Bosh’s condition last year was diagnosed as a pulmonary embolism, which is a clot that breaks free, typically from veins in the legs or pelvis, and travels to the lungs, where it might block blood flow and force the heart to work harder.

This could cause the heart to become enlarged, or in a worst-case scenario, lead to heart failure.
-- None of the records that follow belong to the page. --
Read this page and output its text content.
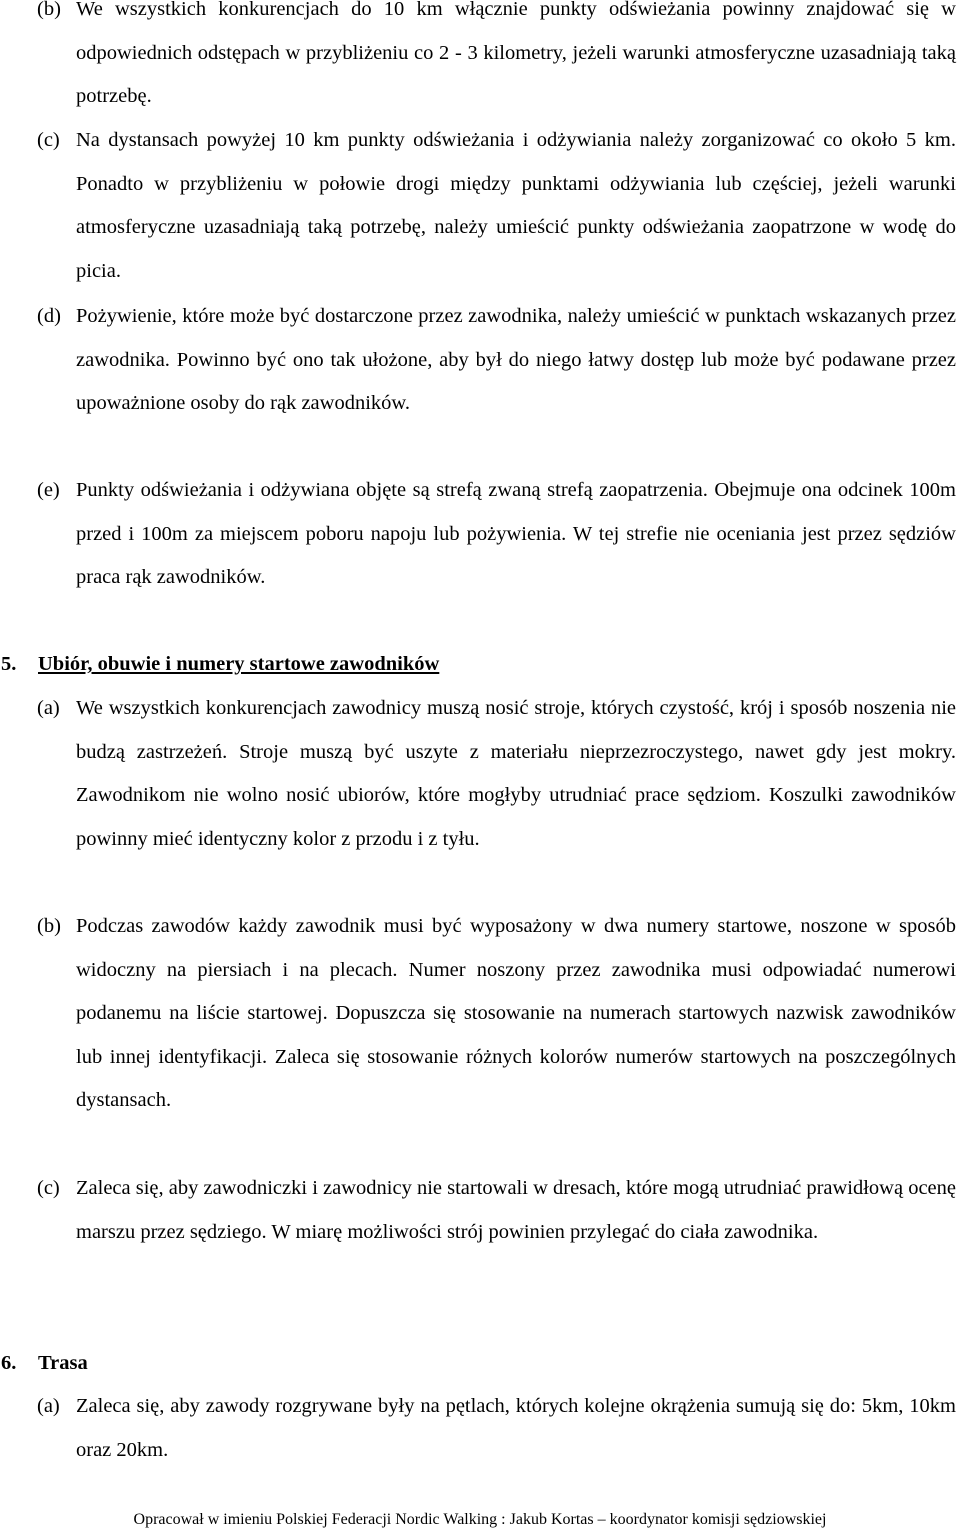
(b) We wszystkich konkurencjach do 10 km włącznie punkty odświeżania powinny znajdować się w odpowiednich odstępach w przybliżeniu co 2 - 3 kilometry, jeżeli warunki atmosferyczne uzasadniają taką potrzebę.
(c) Na dystansach powyżej 10 km punkty odświeżania i odżywiania należy zorganizować co około 5 km. Ponadto w przybliżeniu w połowie drogi między punktami odżywiania lub częściej, jeżeli warunki atmosferyczne uzasadniają taką potrzebę, należy umieścić punkty odświeżania zaopatrzone w wodę do picia.
(d) Pożywienie, które może być dostarczone przez zawodnika, należy umieścić w punktach wskazanych przez zawodnika. Powinno być ono tak ułożone, aby był do niego łatwy dostęp lub może być podawane przez upoważnione osoby do rąk zawodników.
(e) Punkty odświeżania i odżywiana objęte są strefą zwaną strefą zaopatrzenia. Obejmuje ona odcinek 100m przed i 100m za miejscem poboru napoju lub pożywienia. W tej strefie nie oceniania jest przez sędziów praca rąk zawodników.
5. Ubiór, obuwie i numery startowe zawodników
(a) We wszystkich konkurencjach zawodnicy muszą nosić stroje, których czystość, krój i sposób noszenia nie budzą zastrzeżeń. Stroje muszą być uszyte z materiału nieprzezroczystego, nawet gdy jest mokry. Zawodnikom nie wolno nosić ubiorów, które mogłyby utrudniać prace sędziom. Koszulki zawodników powinny mieć identyczny kolor z przodu i z tyłu.
(b) Podczas zawodów każdy zawodnik musi być wyposażony w dwa numery startowe, noszone w sposób widoczny na piersiach i na plecach. Numer noszony przez zawodnika musi odpowiadać numerowi podanemu na liście startowej. Dopuszcza się stosowanie na numerach startowych nazwisk zawodników lub innej identyfikacji. Zaleca się stosowanie różnych kolorów numerów startowych na poszczególnych dystansach.
(c) Zaleca się, aby zawodniczki i zawodnicy nie startowali w dresach, które mogą utrudniać prawidłową ocenę marszu przez sędziego. W miarę możliwości strój powinien przylegać do ciała zawodnika.
6. Trasa
(a) Zaleca się, aby zawody rozgrywane były na pętlach, których kolejne okrążenia sumują się do: 5km, 10km oraz 20km.
Opracował w imieniu Polskiej Federacji Nordic Walking : Jakub Kortas – koordynator komisji sędziowskiej
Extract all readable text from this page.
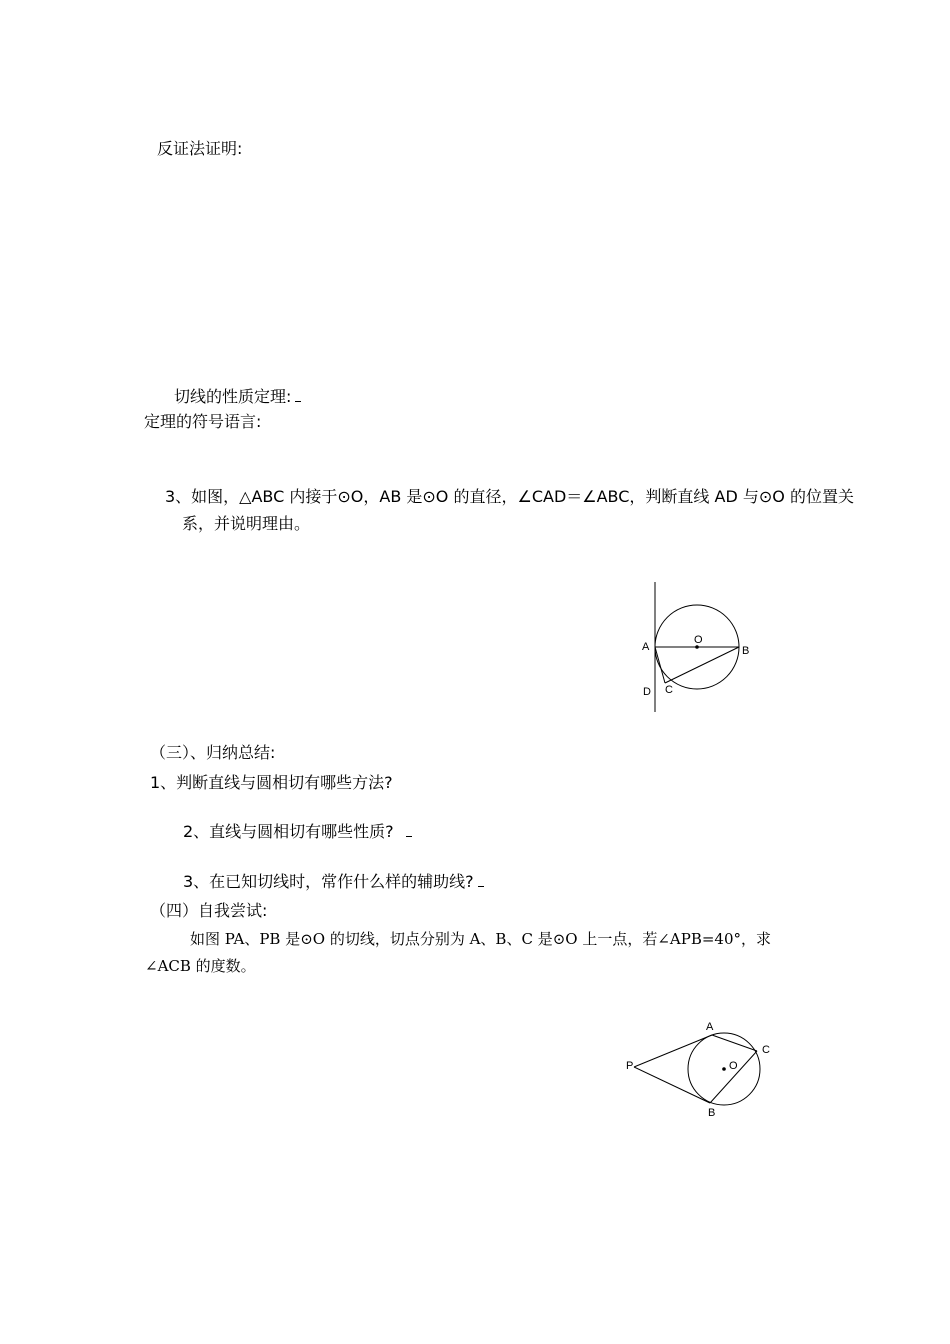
反证法证明:
切线的性质定理:
定理的符号语言:
3、如图，△ABC 内接于⊙O，AB 是⊙O 的直径，∠CAD＝∠ABC，判断直线 AD 与⊙O 的位置关
系，并说明理由。
O
A	B
C
D
（三）、归纳总结:
1、判断直线与圆相切有哪些方法?
2、直线与圆相切有哪些性质?
3、在已知切线时，常作什么样的辅助线?
（四）自我尝试:
如图 PA、PB 是⊙O 的切线，切点分别为 A、B、C 是⊙O 上一点，若∠APB=40°，求
∠ACB 的度数。
P
A
B
C
O
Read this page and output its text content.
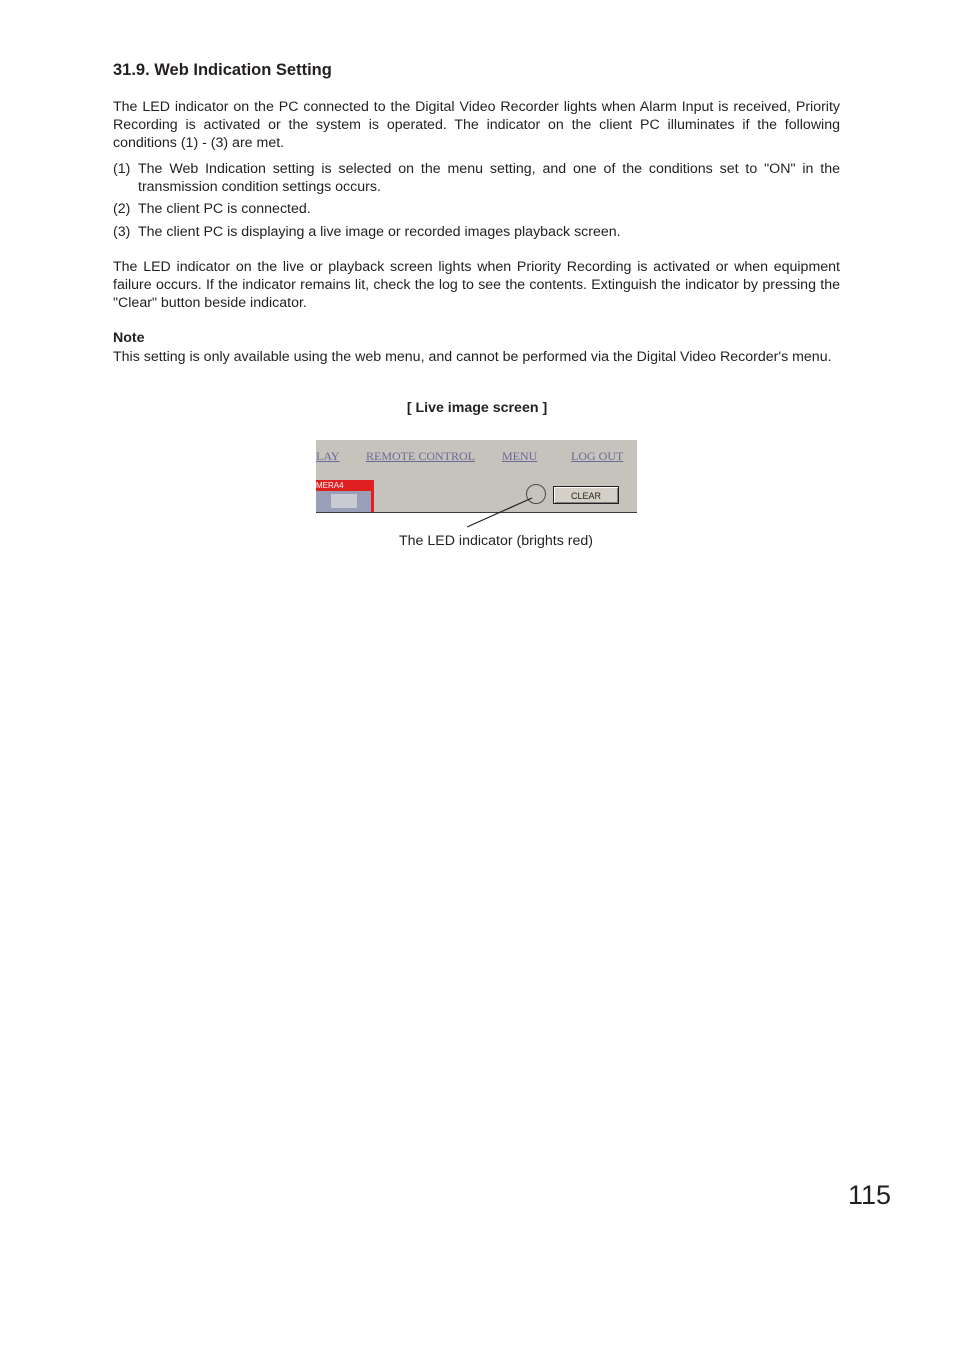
31.9. Web Indication Setting
The LED indicator on the PC connected to the Digital Video Recorder lights when Alarm Input is received, Priority Recording is activated or the system is operated. The indicator on the client PC illuminates if the following conditions (1) - (3) are met.
(1) The Web Indication setting is selected on the menu setting, and one of the conditions set to "ON" in the transmission condition settings occurs.
(2) The client PC is connected.
(3) The client PC is displaying a live image or recorded images playback screen.
The LED indicator on the live or playback screen lights when Priority Recording is activated or when equipment failure occurs. If the indicator remains lit, check the log to see the contents. Extinguish the indicator by pressing the "Clear" button beside indicator.
Note
This setting is only available using the web menu, and cannot be performed via the Digital Video Recorder's menu.
[ Live image screen ]
LAY REMOTE CONTROL MENU	LOG OUT
MERA4
CLEAR
The LED indicator (brights red)
115
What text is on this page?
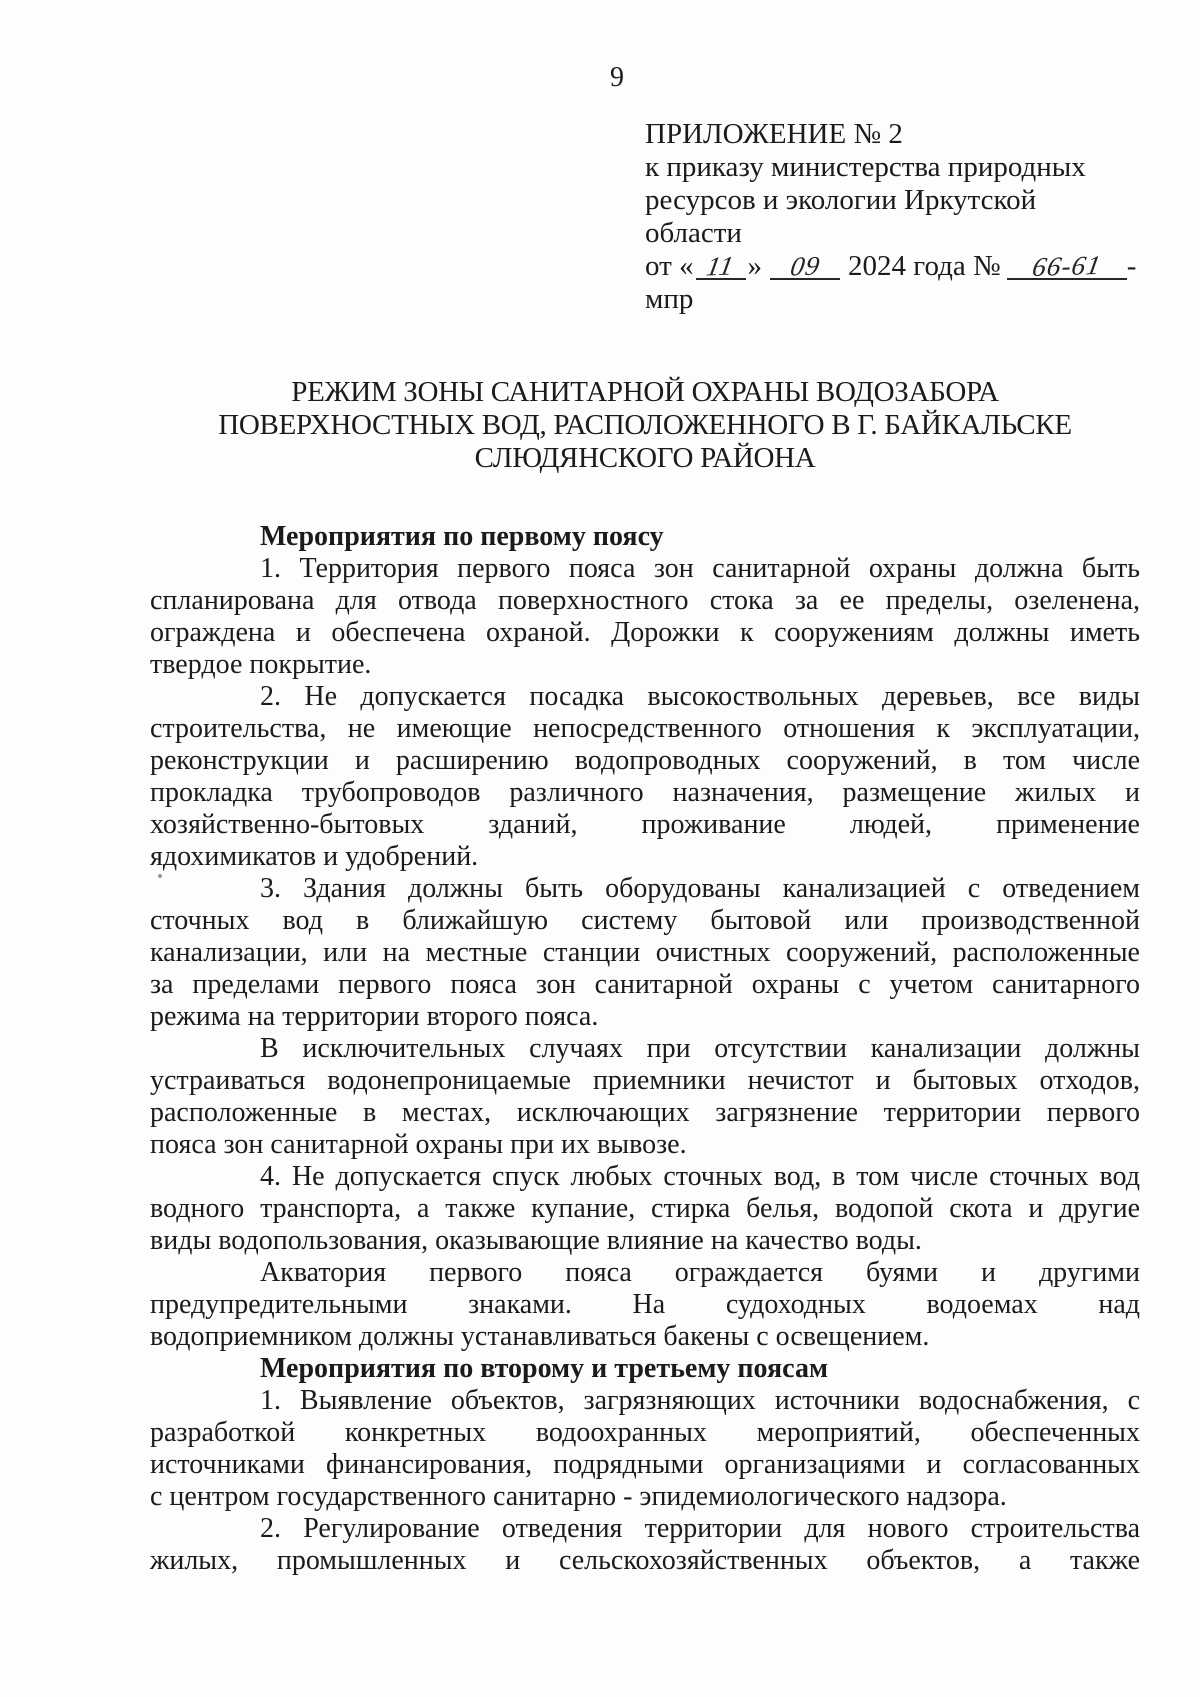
9
ПРИЛОЖЕНИЕ № 2
к приказу министерства природных
ресурсов и экологии Иркутской
области
от « 11 » 09 2024 года № 66-61 -
мпр
РЕЖИМ ЗОНЫ САНИТАРНОЙ ОХРАНЫ ВОДОЗАБОРА
ПОВЕРХНОСТНЫХ ВОД, РАСПОЛОЖЕННОГО В Г. БАЙКАЛЬСКЕ
СЛЮДЯНСКОГО РАЙОНА
Мероприятия по первому поясу
1. Территория первого пояса зон санитарной охраны должна быть
спланирована для отвода поверхностного стока за ее пределы, озеленена,
ограждена и обеспечена охраной. Дорожки к сооружениям должны иметь
твердое покрытие.
2. Не допускается посадка высокоствольных деревьев, все виды
строительства, не имеющие непосредственного отношения к эксплуатации,
реконструкции и расширению водопроводных сооружений, в том числе
прокладка трубопроводов различного назначения, размещение жилых и
хозяйственно-бытовых зданий, проживание людей, применение
ядохимикатов и удобрений.
3. Здания должны быть оборудованы канализацией с отведением
сточных вод в ближайшую систему бытовой или производственной
канализации, или на местные станции очистных сооружений, расположенные
за пределами первого пояса зон санитарной охраны с учетом санитарного
режима на территории второго пояса.
В исключительных случаях при отсутствии канализации должны
устраиваться водонепроницаемые приемники нечистот и бытовых отходов,
расположенные в местах, исключающих загрязнение территории первого
пояса зон санитарной охраны при их вывозе.
4. Не допускается спуск любых сточных вод, в том числе сточных вод
водного транспорта, а также купание, стирка белья, водопой скота и другие
виды водопользования, оказывающие влияние на качество воды.
Акватория первого пояса ограждается буями и другими
предупредительными знаками. На судоходных водоемах над
водоприемником должны устанавливаться бакены с освещением.
Мероприятия по второму и третьему поясам
1. Выявление объектов, загрязняющих источники водоснабжения, с
разработкой конкретных водоохранных мероприятий, обеспеченных
источниками финансирования, подрядными организациями и согласованных
с центром государственного санитарно - эпидемиологического надзора.
2. Регулирование отведения территории для нового строительства
жилых, промышленных и сельскохозяйственных объектов, а также
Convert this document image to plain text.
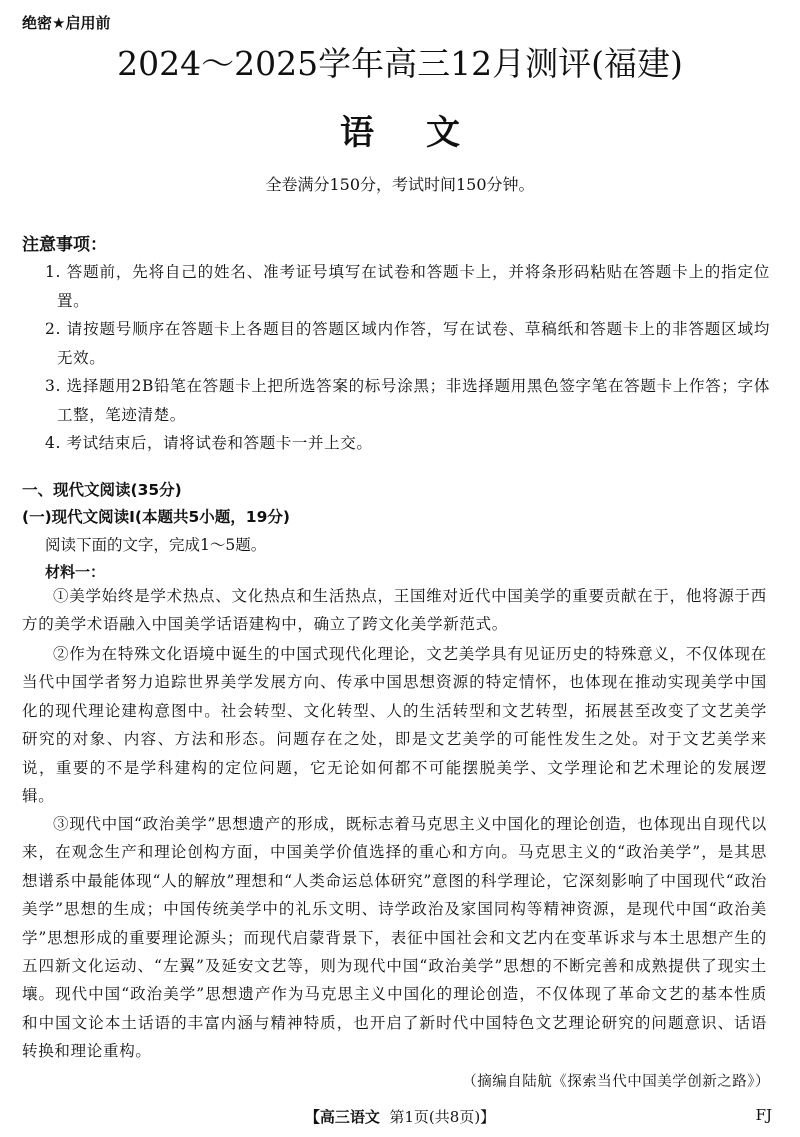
绝密★启用前
2024～2025学年高三12月测评(福建)
语文
全卷满分150分，考试时间150分钟。
注意事项：
1. 答题前，先将自己的姓名、准考证号填写在试卷和答题卡上，并将条形码粘贴在答题卡上的指定位置。
2. 请按题号顺序在答题卡上各题目的答题区域内作答，写在试卷、草稿纸和答题卡上的非答题区域均无效。
3. 选择题用2B铅笔在答题卡上把所选答案的标号涂黑；非选择题用黑色签字笔在答题卡上作答；字体工整，笔迹清楚。
4. 考试结束后，请将试卷和答题卡一并上交。
一、现代文阅读(35分)
(一)现代文阅读Ⅰ(本题共5小题，19分)
阅读下面的文字，完成1～5题。
材料一：

①美学始终是学术热点、文化热点和生活热点，王国维对近代中国美学的重要贡献在于，他将源于西方的美学术语融入中国美学话语建构中，确立了跨文化美学新范式。

②作为在特殊文化语境中诞生的中国式现代化理论，文艺美学具有见证历史的特殊意义，不仅体现在当代中国学者努力追踪世界美学发展方向、传承中国思想资源的特定情怀，也体现在推动实现美学中国化的现代理论建构意图中。社会转型、文化转型、人的生活转型和文艺转型，拓展甚至改变了文艺美学研究的对象、内容、方法和形态。问题存在之处，即是文艺美学的可能性发生之处。对于文艺美学来说，重要的不是学科建构的定位问题，它无论如何都不可能摆脱美学、文学理论和艺术理论的发展逻辑。

③现代中国“政治美学”思想遗产的形成，既标志着马克思主义中国化的理论创造，也体现出自现代以来，在观念生产和理论创构方面，中国美学价值选择的重心和方向。马克思主义的“政治美学”，是其思想谱系中最能体现“人的解放”理想和“人类命运总体研究”意图的科学理论，它深刻影响了中国现代“政治美学”思想的生成；中国传统美学中的礼乐文明、诗学政治及家国同构等精神资源，是现代中国“政治美学”思想形成的重要理论源头；而现代启蒙背景下，表征中国社会和文艺内在变革诉求与本土思想产生的五四新文化运动、“左翼”及延安文艺等，则为现代中国“政治美学”思想的不断完善和成熟提供了现实土壤。现代中国“政治美学”思想遗产作为马克思主义中国化的理论创造，不仅体现了革命文艺的基本性质和中国文论本土话语的丰富内涵与精神特质，也开启了新时代中国特色文艺理论研究的问题意识、话语转换和理论重构。

（摘编自陆航《探索当代中国美学创新之路》）
【高三语文 第1页(共8页)】	FJ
According to Cleveland Clinic, pulmonary embolisms killed about 200,000 Americans in 2010 — more than breast cancer, AIDS and highway fatalities combined.

But less than 50 percent of blood clots ever break free from a vein and travel to organs, King said.

Blood clots can be asymptomatic, but most of the time people will feel some discomfort, such as heaviness in the leg or foot, swelling and sometimes bluish skin tone.

King said blood clots can be absorbed by the body, reduced with medication or removed surgically — but they almost always leave lasting damage to veins and arteries, which increases the chances of a recurrence in patients.

“A lot of times there’s residual damage,” he said. “The vein doesn’t return to totally normal function.”

King said clots often leave residue in the lining of the affected vein, increasing the risk of another clot developing in the same place.

“So if you have another long plane ride, time spent sitting, you’re sick with the flu in bed for a week, that area is more susceptible,” he said.

After returning from his season-ending blood clot last year, Bosh said he learned a lot about the condition, including that he did not have the hereditary gene that increases the risk for recurring episodes.

The 11-time All-Star and father of three, whose wife, Adrienne, is set to give birth to twins in the coming months, said he would take precautions, such as getting up to walk during long flights, stretching his legs, wearing compression socks and taking Aspirin.

He also became a pitchman for Xarelto, a prescription blood thinner, sharing his story.

This season, Bosh was returning to form, developing his three-point shot and leading the team in scoring.

He missed the Feb. 14 All-Star Game with a strained calf, and told reporters that he was “pretty optimistic” that his injury was not related to blood clots but that he intended to see a physician this week.

Miami Herald staff writer Barry Jackson contributed to this report.